Here I don't send the Id or any parameter, just pass the User form model attribute

@RequestMapping(value="/edit/userEdit.do", method=RequestMethod.POST)
public String editFromForm(@ModelAttribute("user") @Valid User user, BindingResult bindingResult, Model model) {
    // If we have errors, don't save
    if(bindingResult.hasErrors()) {
        // Put what they did in the model and send it back
        model.addAttribute(user);

        return "users/edit";
    } else {
        userDAO.saveOrUpdate(user);
    }

    // Show them the updated page on success
    return "redirect:/users/" + user.getId() + "/" + user.getName();
}

Here, the User object is bind user name and id.

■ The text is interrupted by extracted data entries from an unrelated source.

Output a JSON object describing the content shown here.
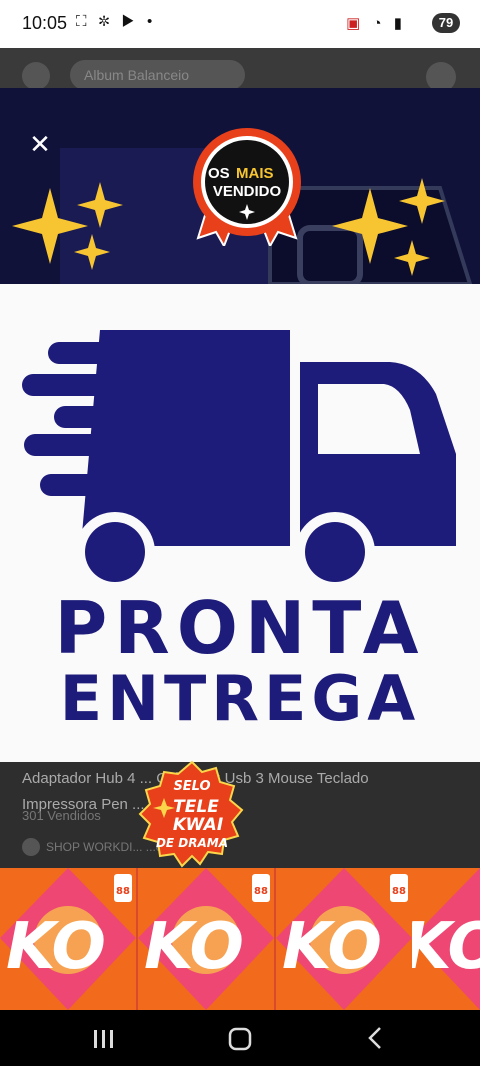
{
  "status_bar": {
    "time": "10:05",
    "left_icons": [
      "screenshot-icon",
      "pinwheel-icon",
      "youtube-icon",
      "dot-icon"
    ],
    "right_icons": [
      "cast-icon",
      "wifi-icon",
      "signal-icon"
    ],
    "battery": "79"
  },
  "background": {
    "title_line1": "Adaptador Hub 4 ... Cabo Otg Usb 3 Mouse Teclado",
    "title_line2": "Impressora Pen ... Hub",
    "sold": "301 Vendidos",
    "shop": "SHOP WORKDI... ...endar",
    "pill": "Album   Balanceio"
  },
  "ad": {
    "badge_line1a": "OS ",
    "badge_line1b": "MAIS",
    "badge_line2": "VENDIDO",
    "headline_1": "PRONTA",
    "headline_2": "ENTREGA"
  },
  "selo": {
    "line1": "SELO",
    "line2": "TELE",
    "line3": "KWAI",
    "line4": "DE DRAMA"
  },
  "banner": {
    "tile_text": "KO",
    "tile_sub": "88"
  },
  "colors": {
    "brand_blue": "#1e1c7a",
    "badge_red": "#e8401a",
    "banner_orange": "#f26a1b",
    "banner_pink": "#ec3f8a"
  }
}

If there is no Id then the object will be saved and if the user object already is having Id then it will be updated. You don't have to pass id or parameter and make it visible on the address bar. Sometimes I don't like the idea of showing parameters to the users. I hope that helps

<%@taglib uri="http://www.springframework.org/tags" prefix="spring"%>
<%@taglib uri="http://www.springframework.org/tags/form" prefix="form"%>
<%@taglib uri="http://java.sun.com/jsp/jstl/core" prefix="c"%>

<head>
<title> User Edit
</title>
</head>
<body>
    <form:form method="post" action="userEdit.do" commandName="user">
        <form:hidden path="id" />
                    <form:label path="username">User name:</form:label>

                <form:input path="username" type="text" maxlength="20" />
                <form:errors path="username" />
    </form:form>
</body>
</html>


回答3:

Im a bit late, but maybe it will be useful to someone. Today I solved the same problem. I think your problem was there:

} else {
    userDAO.save(user);
}

If it was hibernate session save, then new id was generated each time it was called. I used

session.saveOrUpdate(user) 

instead of

session.save(user)


回答4:

I agree 100% on what @matt b says. I have worked with similar products where at the end of the day you don't have any way of knowing if the user is editing the right object. Your only option is to make sure the user is permitted to do so. If you have a user who is editing their profile then obviously they shouldn't be editting any other person.

Now the easiest way to do what you are trying to do is actually niether. YOu don't want to use the url or hidden attributes. YOu should be able to use @ModelAttribute to do this. Here is an example

  @RequestMapping(method = RequestMethod.GET)
    public ModelAndView setupForm(@RequestParam("petId") int petId) {
        User user = ...
        model.addAttribute("user", user);
        return model;
    }

Then you should be able to do

  @RequestMapping(method = RequestMethod.POST)
    public ModelAndView submit(@ModelAttribute("user") User user) {
       ...
    }

There is no setters or hidden fields. All the loading and binding is handled via Spring. More documentation here.